FRANKFURT, Germany – The Latest on the European Central Bank's decisions on stimulus for the eurozone economy (all times local):
The European Central Bank notes the economy has strengthened, but steered clear of signaling it is planning the end of its massive monetary stimulus.
The bank left its bond-buying stimulus program unchanged Thursday and at the subsequent news conference President Mario Draghi noted that "downside risks have diminished," though inflation remains subdued.
The acknowledgement that the risks to the economy have eased shows the central bank is becoming more confident about the 19-country currency bloc and could be closer to signaling that the bond-buying stimulus program will be tapered off at some point.
The euro rose on the comments, as a currency tends to rise with higher market rates and the stimulus functions by keeping rates low.
The European Central Bank has left its bond-buying stimulus program unchanged but insists it is willing to add more monetary support if the economy needs it.
The statement from the bank's 25-member governing council Thursday gave no signal that the bank was getting ready to say when it might taper off its extraordinary support for the economy.

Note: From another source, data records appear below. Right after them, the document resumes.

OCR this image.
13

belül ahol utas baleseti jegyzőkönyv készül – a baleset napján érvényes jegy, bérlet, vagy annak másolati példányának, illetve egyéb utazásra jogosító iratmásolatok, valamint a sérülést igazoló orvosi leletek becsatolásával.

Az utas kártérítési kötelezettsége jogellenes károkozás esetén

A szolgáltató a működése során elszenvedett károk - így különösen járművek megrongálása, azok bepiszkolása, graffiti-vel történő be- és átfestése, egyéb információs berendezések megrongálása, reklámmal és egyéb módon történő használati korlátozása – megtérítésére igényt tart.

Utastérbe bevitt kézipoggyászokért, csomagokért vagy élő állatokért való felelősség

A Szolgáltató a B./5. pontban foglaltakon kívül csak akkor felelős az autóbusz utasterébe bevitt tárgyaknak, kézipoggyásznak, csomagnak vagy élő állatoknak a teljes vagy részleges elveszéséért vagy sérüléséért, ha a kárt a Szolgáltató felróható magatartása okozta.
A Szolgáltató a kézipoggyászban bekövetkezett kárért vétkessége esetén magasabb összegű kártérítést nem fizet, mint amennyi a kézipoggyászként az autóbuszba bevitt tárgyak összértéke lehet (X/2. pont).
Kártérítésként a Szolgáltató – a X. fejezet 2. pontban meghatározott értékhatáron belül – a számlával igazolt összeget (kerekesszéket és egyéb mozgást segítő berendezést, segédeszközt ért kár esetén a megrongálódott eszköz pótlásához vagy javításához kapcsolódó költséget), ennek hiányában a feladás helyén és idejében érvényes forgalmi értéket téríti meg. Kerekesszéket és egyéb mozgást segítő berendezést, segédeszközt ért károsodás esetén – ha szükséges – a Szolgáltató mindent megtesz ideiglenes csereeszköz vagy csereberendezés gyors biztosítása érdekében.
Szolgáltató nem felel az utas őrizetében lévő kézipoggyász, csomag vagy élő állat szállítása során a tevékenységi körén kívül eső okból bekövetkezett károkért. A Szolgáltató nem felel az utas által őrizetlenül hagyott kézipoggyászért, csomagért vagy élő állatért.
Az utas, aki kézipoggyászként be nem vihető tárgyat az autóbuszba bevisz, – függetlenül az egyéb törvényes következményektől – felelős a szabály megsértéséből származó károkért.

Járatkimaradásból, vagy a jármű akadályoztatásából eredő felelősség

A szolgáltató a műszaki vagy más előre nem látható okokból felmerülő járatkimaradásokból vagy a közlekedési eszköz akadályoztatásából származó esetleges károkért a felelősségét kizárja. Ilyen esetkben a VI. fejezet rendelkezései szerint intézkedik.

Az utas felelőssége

The statement kept wording indicating that the bank even "stands ready to increase" stimulus if the outlook worsens. Analysts consider that statement to be a way of discouraging speculation about the end of the stimulus.
The 60 billion euros ($65 billion) per month in bond purchases, slated to run at least through the end of the year, push newly printed money into the economy in an effort to boost inflation, which at 1.5 percent annually is considered too weak.